A source emitting electromagnetic signals with proper frequency `omega_(0) = 3.0.10^(10)s^(-1)` moves at a constant velocity `v = 0.80c` along a stright line separated from a stationary observer `P` by a distance `l` (Fig.) Find the frequency of the singnals perceived by the observer at the moment when
(a) the source is at the point `O`,
(b) the observer sees it at the point `O`.

(a) If light is received by the observer at `P` at the moment when the source is at `O`, it must have been emitted by the source when it was at `O'` and travelled along `O'P`. Then if `O'P = ct, O'O = vt`
and `cos theta = (v)/(c ) = beta`
In the frame of the observer, the frequency of the light is `omega` while its wave vector is
`(omega)/(c )(cos theta, sin theta,0)`
we can calculate teh value of `omega` by relating it to proper frequency `omega`. The relation is
`omega_(0) = (omega)/(sqrt(1-beta^(2))) (1-beta cos theta)`
(To derive the formula is this from it is easiest to note that `(omega)/(sqrt(1-v//c)^(2)) -(overset rarr(k).oversetrarr(v))/(sqrt(1-v^(2)//c^(2)))` is an invarant which takes the value `omega_(0)` in the rest frame of the source).

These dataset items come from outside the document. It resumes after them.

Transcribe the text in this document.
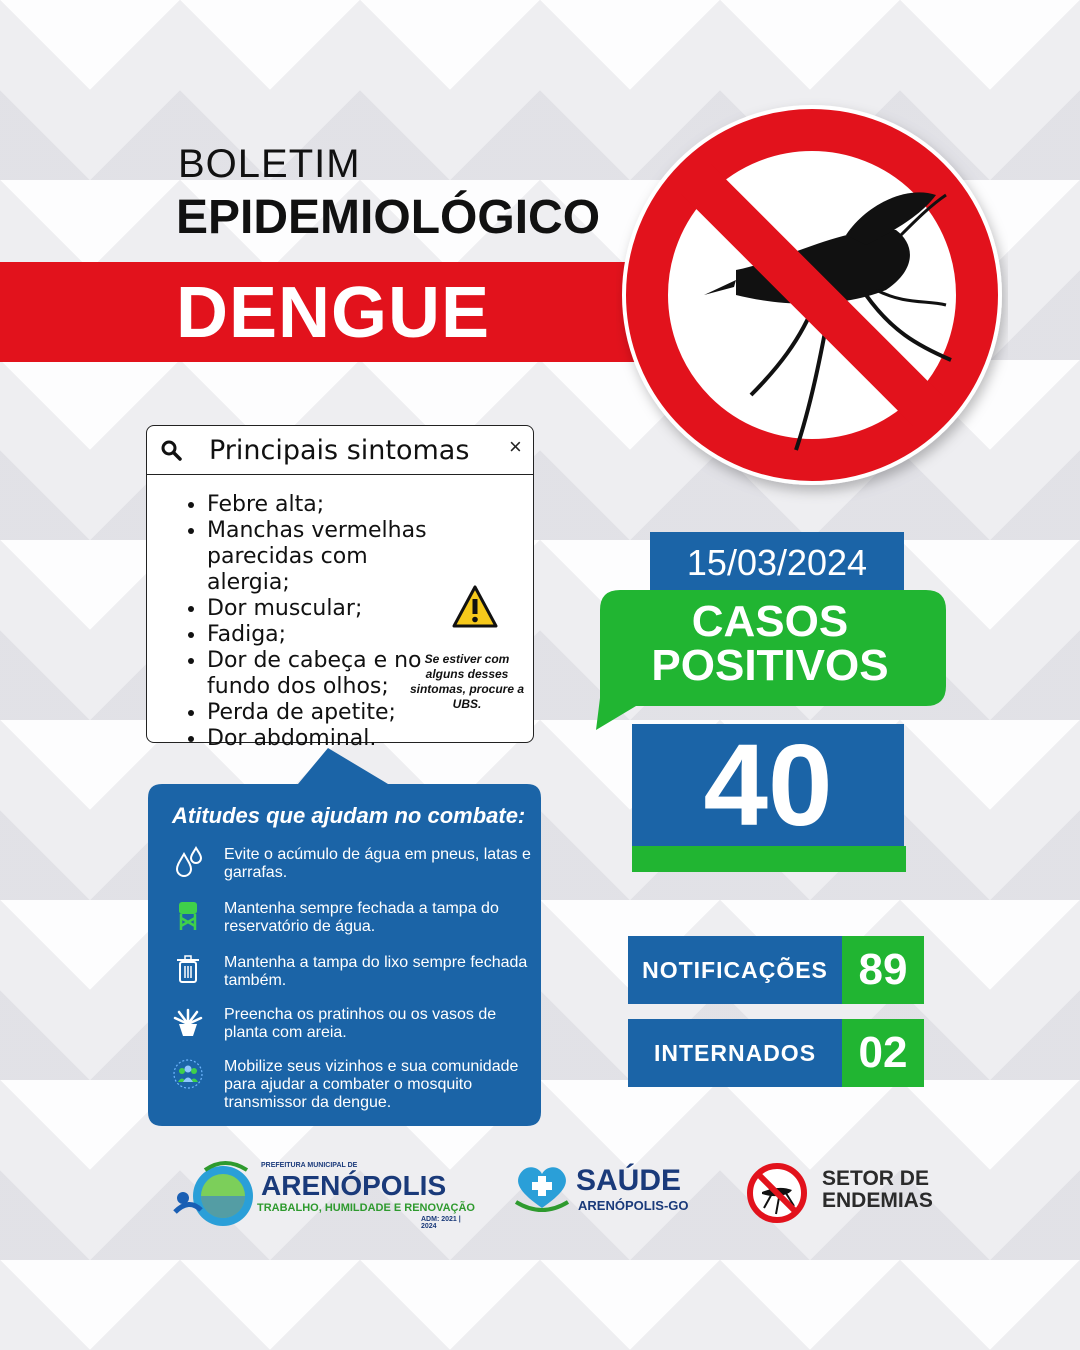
BOLETIM
EPIDEMIOLÓGICO
DENGUE
Principais sintomas ×
• Febre alta;
• Manchas vermelhas parecidas com alergia;
• Dor muscular;
• Fadiga;
• Dor de cabeça e no fundo dos olhos;
• Perda de apetite;
• Dor abdominal.
Se estiver com alguns desses sintomas, procure a UBS.
Atitudes que ajudam no combate:
Evite o acúmulo de água em pneus, latas e garrafas.
Mantenha sempre fechada a tampa do reservatório de água.
Mantenha a tampa do lixo sempre fechada também.
Preencha os pratinhos ou os vasos de planta com areia.
Mobilize seus vizinhos e sua comunidade para ajudar a combater o mosquito transmissor da dengue.
15/03/2024
CASOS
POSITIVOS
40
NOTIFICAÇÕES 89
INTERNADOS 02
PREFEITURA MUNICIPAL DE
ARENÓPOLIS
TRABALHO, HUMILDADE E RENOVAÇÃO
ADM: 2021 | 2024
SAÚDE
ARENÓPOLIS-GO
SETOR DE
ENDEMIAS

Thus `omega = (omega_(0)sqrt(1-beta^(2)))/(1-beta^(2)) = (omega_(0))/(sqrt(1-beta^(2))) = 5 xx 10^(10) sec^(-1)`
(b) For the light to be received at the instant observer see the source at `O`, light must be emitted when the observer is at `O` at `90^(@) = theta`
Then as before `omega_(0) = (omega_(0))/(sqrt(1-beta^(2)))` or `omega = omega_(0) sqrt(1-beta^(2)) = 1.8 xx 10^(10) sec^(-1)`
In this case the observer will receive light along `OP` and he will ''see'' that the source is at `O` even through the source will have moved ahead at the instant the light is received.